Skip to content

Document classification output

The APi resources performing document classification return a JSON object with this format:

{
    "success": Boolean success flag,
    "data": {
        "content": analyzed text,
        "language": language code,
        "version": technology version info,
        "categories": []
    }
}

For the description of the contents, language and version properties, see the API resources output overview.

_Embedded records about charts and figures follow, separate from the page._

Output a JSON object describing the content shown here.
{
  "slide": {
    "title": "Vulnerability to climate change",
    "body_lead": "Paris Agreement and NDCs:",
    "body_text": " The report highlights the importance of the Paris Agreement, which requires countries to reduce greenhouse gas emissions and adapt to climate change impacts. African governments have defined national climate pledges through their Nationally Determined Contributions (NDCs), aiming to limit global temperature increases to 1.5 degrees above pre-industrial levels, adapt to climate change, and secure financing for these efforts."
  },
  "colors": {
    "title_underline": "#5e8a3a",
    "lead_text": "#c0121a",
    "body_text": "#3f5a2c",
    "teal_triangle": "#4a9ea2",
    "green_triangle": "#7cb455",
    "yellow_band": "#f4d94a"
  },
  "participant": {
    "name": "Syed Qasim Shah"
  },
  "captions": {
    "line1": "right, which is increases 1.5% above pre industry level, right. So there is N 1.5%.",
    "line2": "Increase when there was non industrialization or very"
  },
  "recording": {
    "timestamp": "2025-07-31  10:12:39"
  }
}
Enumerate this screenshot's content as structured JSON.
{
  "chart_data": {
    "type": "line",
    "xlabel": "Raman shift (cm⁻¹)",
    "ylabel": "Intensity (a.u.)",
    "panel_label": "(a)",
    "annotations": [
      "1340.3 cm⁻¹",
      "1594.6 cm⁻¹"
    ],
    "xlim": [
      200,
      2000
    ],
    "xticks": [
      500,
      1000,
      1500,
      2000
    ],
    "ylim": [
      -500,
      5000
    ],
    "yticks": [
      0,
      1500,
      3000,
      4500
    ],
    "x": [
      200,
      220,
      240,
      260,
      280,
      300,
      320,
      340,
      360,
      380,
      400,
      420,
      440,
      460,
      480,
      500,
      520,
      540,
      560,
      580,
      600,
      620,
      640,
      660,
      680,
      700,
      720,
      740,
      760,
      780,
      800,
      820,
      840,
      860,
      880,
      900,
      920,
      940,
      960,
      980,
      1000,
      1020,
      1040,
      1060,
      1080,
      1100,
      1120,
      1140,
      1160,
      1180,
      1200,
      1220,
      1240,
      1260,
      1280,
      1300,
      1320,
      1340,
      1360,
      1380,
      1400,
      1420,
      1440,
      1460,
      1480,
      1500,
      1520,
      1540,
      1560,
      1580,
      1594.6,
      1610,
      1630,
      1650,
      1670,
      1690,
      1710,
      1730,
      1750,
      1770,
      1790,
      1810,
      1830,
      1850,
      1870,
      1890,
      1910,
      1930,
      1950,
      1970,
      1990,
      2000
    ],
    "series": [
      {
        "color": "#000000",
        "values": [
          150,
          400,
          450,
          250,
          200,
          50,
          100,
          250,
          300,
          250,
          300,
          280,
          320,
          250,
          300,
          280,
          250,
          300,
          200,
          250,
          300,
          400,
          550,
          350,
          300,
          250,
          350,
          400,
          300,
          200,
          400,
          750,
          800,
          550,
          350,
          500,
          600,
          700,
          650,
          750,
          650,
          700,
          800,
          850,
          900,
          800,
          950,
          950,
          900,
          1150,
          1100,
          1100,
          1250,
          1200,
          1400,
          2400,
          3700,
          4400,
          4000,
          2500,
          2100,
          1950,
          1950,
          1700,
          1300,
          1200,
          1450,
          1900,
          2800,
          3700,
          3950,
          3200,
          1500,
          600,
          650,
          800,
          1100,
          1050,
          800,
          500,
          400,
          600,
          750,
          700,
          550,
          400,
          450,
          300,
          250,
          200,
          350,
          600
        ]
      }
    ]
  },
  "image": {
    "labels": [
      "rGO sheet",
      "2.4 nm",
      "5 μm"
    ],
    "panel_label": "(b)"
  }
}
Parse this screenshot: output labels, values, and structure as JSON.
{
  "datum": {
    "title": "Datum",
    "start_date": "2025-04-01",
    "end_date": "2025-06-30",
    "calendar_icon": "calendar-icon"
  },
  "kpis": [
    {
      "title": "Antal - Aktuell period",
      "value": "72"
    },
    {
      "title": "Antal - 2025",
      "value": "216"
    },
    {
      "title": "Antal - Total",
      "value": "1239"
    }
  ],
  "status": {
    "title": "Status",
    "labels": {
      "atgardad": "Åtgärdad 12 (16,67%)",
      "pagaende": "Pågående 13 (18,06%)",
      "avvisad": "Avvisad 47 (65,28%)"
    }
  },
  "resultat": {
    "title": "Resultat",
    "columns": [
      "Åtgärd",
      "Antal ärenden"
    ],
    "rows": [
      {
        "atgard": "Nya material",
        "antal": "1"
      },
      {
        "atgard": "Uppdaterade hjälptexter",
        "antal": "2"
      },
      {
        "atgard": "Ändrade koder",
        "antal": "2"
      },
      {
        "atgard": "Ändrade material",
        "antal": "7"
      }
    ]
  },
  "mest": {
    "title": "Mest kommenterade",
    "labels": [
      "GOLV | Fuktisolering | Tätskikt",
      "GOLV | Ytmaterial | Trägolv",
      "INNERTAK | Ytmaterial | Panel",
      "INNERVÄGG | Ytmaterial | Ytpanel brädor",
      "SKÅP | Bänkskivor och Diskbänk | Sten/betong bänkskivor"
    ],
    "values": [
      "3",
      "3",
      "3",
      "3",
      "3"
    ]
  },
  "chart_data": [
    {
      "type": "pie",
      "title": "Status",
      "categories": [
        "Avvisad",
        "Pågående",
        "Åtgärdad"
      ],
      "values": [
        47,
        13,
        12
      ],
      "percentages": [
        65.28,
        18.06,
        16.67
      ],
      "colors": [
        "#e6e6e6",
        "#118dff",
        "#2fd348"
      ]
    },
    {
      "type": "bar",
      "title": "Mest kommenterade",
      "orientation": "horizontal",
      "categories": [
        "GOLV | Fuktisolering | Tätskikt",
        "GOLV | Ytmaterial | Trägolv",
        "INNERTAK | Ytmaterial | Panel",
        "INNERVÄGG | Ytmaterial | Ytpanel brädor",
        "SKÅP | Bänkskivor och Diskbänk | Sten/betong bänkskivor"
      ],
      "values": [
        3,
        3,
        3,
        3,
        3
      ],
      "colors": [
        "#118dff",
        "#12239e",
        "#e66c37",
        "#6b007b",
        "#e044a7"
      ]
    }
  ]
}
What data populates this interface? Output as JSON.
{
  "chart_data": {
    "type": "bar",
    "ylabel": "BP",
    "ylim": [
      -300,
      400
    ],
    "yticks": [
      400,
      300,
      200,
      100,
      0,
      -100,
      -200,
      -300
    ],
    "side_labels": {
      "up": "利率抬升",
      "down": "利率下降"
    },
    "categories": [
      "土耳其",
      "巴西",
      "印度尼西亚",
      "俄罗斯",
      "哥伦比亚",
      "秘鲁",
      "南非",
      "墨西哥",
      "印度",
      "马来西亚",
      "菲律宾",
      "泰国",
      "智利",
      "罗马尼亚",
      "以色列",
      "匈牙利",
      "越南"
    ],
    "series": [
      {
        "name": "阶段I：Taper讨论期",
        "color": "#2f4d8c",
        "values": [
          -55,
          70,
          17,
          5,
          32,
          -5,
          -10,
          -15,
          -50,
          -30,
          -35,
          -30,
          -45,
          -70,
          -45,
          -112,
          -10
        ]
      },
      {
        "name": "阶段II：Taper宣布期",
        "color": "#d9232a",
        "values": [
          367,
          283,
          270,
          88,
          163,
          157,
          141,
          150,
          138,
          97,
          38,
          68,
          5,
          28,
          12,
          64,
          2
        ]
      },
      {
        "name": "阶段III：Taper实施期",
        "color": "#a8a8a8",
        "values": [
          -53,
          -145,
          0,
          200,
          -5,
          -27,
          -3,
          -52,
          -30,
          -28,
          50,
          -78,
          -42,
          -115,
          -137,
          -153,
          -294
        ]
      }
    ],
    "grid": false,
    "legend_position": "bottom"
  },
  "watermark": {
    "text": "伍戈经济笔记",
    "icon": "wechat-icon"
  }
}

Each item of the categories array represents a category, for example:

{
    "frequency": 70.62,
    "hierarchy": [
        "Sport",
        "Competition discipline",
        "Basketball"
    ],
    "id": "20000851",
    "label": "Basketball",
    "namespace": "iptc_en_1.0",
    "positions": [
        {
            "end": 14,
            "start": 0
        },
        {
            "end": 53,
            "start": 35
        },
        {
            "end": 139,
            "start": 136
        }
    ],
    "score": 4005.0,
    "winner": true
}
  • namespace is the name of the software package containing the reference taxonomy.
  • id, label and hierarchy identify the category.
  • score is the cumulative score that was attributed to the category.
  • frequency is a percentage and an alternative measure of score that's easier to interpret when results need to be filtered based on the relative score difference. For example, if category #1 has frequency 50, category #2 has frequency 40 and category #3 has frequency 10, a filtering criteria like: "exclude categories with a frequency that's more than 10% lower than the highest" would reject category #3.
  • winner is a Boolean flag set to true if the category was considered particularly relevant.
  • positions is an array containing the positions of the text blocks that contributed to category score.